Tocca altresì richiamare alla memoria collettiva quanto scritto a chiare lettere negli accordi intercorsi tra Regione Basilicata, Stato ed Eni, tra il 1998 e il 1999, nei quali non a caso si parla di “Progetti e interventi di compensazione ambientale”. In particolare Tabarelli farebbe bene a leggere con attenzione “l’Intesa Istituzionale di Programma intercorsa tra il Governo della Repubblica e la Giunta della Regione Basilicata”. Così come non guasterebbe ricordare che lo Stato ebbe a reintrodurre le royalties con il D.LGS n. 625/1996, proprio per controbilanciare i contraccolpi ambientali, sanitari ed economici prodotti dalle attività estrattive. Royalties appunto da intendersi come compensazione ambientale.
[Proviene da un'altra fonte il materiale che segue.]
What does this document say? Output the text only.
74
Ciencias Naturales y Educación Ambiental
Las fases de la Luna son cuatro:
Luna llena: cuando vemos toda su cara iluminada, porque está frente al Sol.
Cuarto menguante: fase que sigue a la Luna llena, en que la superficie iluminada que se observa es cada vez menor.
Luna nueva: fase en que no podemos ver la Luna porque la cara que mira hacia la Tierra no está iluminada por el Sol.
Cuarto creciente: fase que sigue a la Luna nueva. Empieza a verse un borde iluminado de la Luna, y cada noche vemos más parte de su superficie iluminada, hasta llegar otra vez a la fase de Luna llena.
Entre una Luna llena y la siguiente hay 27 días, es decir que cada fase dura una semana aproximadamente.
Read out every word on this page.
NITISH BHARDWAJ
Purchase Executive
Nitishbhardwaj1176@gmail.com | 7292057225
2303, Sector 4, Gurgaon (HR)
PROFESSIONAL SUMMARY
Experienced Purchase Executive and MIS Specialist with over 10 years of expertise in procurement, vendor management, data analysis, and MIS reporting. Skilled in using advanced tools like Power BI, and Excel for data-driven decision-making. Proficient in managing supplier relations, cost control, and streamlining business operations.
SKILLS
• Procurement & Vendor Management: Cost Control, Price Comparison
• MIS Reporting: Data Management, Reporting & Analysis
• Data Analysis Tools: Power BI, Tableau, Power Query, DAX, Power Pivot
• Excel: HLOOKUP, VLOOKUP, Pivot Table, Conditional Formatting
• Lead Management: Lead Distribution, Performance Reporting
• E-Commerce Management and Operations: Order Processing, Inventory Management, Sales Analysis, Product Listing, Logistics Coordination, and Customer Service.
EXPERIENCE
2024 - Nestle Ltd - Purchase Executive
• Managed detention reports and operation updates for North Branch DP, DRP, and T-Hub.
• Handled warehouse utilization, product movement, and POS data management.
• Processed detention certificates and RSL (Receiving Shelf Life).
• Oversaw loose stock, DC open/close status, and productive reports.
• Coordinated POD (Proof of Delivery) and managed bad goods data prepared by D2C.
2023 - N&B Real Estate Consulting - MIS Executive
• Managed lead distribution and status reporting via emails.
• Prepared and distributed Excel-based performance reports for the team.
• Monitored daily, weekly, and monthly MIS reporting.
Il giornale on-line “Contropiano”, in un interessante articolo dedicato alla presenza dell’Eni in Kazakhastan, riferendosi al caso Shalabayeva, sottolinea che “I ritardi nell’avvio dell’investimento del secolo – il giacimento gigante di Kashagan – si sono sbloccati un mese dopo l’affaire Ablyazov”.
Nello stemma della Regione Basilicata le onde simboleggiano i quattro fiumi della regione: il Basento, il Sinni, il Bradano e l'Agri; non vorremmo che a qualcuno sia venuto in mente di sostituirli con Pozzo, Barile e Trivella.
Noi abitanti del Kazakistan d’Italia non siamo disposti a farci trattare come una colonia, e una volta di più vogliamo ricordare quel Marco Pannella che nel 1978 affermava che “anche per le sinistre una bella raffineria è più gratificante della lotta alle alluvioni e alle frane, della limitazione dei livelli di inquinamento, anche della prevenzione di un Vajont o di una Seveso, o di un incidente nucleare”. Oggi che abbiamo l’impressione che qualche compagno abbia sostituito la falce e il martello con il pozzo e la trivella, la frase citata è quanto mai attuale.
P.S. Davvero una strana coincidenza che si sia iniziato a parlare di attuazione del Memorandum petrolifero in pieno agosto e con una Regione azzerata dall’inchiesta “Rimborsopoli”.